I don't think God always sits in heaven and says, "Okay, it's Monday. I think I'll order up two tornados, a flood and 12,000 cases of cancer." Has God done that before? Yes, of course, l've already conceded that he has ordered natural disasters, and physical illnesses. But that doesn't mean that all natural disasters, cancer, or bodily pain and sickness is caused by God. He certainly can and does do that for reasons known only to him. But pain, suffering and death are the natural consequences of the Fall, both in our bodies, and in nature.


"To the woman he said, 'I will make your pains in childbearing very severe; with painful labor you will give birth to children. Your desire will be for your husband, and he will rule over you. 'To Adam he said, 'Because you listened to your wife and ate fruit from the true about which I commanded you, you must not eat from it, Cursed is the ground because of you; through painful toil you will eat food from it all the days of your life. It will produce thorns and thistles for you, and you will eat the plants of the field. By the sweat of your brow you will eat your food until you return to the ground, since from it you were taken; for dust you are and to dust you will return." Genesis 3:15-19


So, which one is it?

Here's the question we really want to know about our own suffering, or that of someone close to us.

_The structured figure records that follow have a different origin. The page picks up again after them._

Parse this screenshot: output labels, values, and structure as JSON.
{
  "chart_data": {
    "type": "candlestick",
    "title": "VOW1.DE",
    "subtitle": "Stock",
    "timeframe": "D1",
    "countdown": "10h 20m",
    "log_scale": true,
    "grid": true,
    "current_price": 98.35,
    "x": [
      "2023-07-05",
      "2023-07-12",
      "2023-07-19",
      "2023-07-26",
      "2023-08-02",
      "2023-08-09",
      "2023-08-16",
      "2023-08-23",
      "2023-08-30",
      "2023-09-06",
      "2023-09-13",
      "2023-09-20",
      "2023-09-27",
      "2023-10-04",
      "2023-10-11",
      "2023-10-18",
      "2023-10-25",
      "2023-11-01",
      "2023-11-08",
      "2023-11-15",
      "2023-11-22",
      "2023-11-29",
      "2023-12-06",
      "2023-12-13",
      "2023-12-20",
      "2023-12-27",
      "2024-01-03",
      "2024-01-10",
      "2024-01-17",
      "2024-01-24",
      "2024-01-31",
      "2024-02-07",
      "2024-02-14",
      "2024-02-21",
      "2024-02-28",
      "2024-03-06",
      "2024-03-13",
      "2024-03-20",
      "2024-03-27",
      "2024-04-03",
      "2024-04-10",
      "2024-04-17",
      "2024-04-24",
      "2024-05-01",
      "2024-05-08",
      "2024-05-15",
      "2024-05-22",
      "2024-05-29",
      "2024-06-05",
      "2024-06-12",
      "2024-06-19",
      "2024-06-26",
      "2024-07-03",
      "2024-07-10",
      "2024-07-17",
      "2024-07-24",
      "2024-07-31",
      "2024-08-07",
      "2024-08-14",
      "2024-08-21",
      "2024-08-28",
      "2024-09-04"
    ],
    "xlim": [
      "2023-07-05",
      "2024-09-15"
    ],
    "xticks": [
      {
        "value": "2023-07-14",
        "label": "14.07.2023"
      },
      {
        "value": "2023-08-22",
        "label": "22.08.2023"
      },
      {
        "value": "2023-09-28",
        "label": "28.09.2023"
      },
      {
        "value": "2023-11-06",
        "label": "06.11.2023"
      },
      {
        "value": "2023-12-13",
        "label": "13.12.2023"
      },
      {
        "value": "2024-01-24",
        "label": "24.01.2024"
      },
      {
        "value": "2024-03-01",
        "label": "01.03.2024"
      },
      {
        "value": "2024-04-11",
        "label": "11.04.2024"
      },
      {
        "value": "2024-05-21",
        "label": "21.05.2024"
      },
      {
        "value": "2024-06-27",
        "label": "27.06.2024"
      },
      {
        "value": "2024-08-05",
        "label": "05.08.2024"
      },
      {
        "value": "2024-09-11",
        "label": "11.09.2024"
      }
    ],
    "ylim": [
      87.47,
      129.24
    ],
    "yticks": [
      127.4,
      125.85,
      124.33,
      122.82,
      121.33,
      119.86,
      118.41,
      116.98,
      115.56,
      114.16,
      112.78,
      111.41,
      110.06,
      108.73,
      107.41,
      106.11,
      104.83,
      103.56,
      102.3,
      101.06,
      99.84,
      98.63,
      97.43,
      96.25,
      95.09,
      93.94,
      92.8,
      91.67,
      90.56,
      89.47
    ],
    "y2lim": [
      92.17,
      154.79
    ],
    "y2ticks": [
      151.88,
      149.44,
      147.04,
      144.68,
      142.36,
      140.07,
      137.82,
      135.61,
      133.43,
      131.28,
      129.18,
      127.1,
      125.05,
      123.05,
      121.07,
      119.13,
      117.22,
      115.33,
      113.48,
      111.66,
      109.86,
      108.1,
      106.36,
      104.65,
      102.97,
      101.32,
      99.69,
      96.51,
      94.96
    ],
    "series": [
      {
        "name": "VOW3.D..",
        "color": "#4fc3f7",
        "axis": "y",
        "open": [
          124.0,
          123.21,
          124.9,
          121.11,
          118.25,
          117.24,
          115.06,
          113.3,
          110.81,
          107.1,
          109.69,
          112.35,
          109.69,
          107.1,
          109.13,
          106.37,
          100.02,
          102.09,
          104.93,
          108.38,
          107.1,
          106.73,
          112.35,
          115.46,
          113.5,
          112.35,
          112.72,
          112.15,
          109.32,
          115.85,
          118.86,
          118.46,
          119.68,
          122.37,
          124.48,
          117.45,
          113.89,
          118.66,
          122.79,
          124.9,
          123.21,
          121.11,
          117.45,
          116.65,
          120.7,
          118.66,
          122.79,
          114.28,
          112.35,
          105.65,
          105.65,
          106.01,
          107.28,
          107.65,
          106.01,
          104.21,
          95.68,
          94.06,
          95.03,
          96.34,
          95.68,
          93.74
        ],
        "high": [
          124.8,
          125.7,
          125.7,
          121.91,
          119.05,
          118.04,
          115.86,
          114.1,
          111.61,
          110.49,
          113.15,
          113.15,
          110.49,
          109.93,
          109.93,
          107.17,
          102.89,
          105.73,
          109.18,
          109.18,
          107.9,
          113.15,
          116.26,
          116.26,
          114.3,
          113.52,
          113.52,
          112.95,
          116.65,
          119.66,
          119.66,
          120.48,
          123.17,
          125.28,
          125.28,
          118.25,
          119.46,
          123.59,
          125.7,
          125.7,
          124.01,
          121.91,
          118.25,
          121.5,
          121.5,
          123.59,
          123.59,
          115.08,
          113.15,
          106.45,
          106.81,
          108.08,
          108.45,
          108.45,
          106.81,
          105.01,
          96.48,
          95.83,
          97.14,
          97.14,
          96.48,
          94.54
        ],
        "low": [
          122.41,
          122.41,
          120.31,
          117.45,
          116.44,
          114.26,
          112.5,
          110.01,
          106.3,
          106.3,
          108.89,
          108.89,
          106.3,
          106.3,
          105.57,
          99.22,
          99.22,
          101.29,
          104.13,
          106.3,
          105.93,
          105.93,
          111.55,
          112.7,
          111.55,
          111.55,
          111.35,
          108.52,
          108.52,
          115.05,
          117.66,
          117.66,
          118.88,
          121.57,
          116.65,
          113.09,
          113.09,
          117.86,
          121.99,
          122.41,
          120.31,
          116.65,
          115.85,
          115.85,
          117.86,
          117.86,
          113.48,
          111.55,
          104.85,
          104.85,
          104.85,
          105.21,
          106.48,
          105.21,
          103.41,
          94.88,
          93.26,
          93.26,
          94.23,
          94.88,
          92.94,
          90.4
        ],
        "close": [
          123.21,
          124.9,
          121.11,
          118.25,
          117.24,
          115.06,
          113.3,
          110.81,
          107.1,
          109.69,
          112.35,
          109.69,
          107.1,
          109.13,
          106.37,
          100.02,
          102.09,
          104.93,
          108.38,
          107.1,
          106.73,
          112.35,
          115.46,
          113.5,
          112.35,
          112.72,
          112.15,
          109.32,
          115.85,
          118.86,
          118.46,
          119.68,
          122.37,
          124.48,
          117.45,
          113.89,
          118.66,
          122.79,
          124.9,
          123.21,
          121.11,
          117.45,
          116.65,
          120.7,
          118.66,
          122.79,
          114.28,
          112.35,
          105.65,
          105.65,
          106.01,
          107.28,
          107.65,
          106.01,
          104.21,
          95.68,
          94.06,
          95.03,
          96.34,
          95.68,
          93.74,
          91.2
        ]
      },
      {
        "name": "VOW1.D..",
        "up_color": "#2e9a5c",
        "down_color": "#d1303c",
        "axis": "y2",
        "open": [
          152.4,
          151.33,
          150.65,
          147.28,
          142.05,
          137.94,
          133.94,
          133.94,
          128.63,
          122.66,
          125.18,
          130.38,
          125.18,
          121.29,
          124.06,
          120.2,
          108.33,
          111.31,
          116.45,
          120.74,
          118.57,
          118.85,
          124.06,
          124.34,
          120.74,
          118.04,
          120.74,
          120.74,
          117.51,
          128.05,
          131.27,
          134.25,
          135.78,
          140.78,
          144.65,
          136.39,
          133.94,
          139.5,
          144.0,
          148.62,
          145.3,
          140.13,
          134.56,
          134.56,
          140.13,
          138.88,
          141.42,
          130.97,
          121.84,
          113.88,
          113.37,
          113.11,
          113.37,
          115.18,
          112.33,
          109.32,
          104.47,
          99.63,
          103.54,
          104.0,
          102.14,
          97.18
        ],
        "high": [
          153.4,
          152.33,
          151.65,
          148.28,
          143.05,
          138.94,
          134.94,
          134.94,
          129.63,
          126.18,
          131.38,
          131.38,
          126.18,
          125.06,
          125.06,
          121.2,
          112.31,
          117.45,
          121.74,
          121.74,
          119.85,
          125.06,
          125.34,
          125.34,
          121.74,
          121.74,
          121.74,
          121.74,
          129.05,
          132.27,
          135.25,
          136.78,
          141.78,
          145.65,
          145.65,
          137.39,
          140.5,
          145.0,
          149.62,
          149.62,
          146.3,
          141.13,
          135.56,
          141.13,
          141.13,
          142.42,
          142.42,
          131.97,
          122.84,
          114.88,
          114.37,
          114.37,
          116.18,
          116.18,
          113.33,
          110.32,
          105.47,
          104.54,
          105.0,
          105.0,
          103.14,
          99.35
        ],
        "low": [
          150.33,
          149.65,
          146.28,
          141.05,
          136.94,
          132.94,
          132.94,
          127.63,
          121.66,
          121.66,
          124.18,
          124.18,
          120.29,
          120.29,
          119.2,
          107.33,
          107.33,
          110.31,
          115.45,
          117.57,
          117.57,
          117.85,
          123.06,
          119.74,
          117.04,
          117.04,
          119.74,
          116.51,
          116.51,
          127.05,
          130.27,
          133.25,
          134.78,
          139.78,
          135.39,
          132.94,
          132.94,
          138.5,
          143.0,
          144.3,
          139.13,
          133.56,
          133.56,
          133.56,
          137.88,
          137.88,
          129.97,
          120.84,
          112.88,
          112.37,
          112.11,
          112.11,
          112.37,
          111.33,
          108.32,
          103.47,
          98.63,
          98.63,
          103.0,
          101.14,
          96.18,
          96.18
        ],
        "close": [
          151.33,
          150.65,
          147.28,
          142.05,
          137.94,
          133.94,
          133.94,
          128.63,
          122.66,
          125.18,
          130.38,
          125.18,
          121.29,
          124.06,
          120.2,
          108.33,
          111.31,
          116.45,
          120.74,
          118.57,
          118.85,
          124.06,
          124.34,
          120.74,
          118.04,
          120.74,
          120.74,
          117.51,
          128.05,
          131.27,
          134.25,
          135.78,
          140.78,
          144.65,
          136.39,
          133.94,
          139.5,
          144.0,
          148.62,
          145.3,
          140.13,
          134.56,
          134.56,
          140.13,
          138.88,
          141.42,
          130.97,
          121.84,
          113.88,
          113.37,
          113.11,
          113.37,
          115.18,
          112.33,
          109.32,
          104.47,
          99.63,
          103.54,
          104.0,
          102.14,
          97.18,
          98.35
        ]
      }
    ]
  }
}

Which of these five causes is the reason for my own suffering? Sometimes it's obvious, and we know exactly what we or someone else has done to cause our suffering. We can "pin the tail on the donkey". My father died at age 46 from lung cancer because he smoked. He never blamed God for the 100,000+ small, foolish choices that caused his death. I've met men who lost their marriages due to adultery and drunks who've ended up in jail and they know exactly why.


But the honest answer to the reason for most senseless suffering is that we don't always know why. And, who's to say if it is senseless? Senseless to God, to me, to whom? Most children consider almost any punishment from a parent to be senseless. It's been my experience that spending a lot of time trying to figure out the cause of every painful experience is a waste of time, unless it's an obvious sin in my life, or another person's that needs correction. The Bible doesn't tell us Job ever discovered the reason for his suffering. Ironically, he suffered only because he was so righteous. That was truly senseless to him, but billions of Christians and Jews have a deeper reverence for God because of the way he bore up to his "senseless suffering" recorded in Scriptures.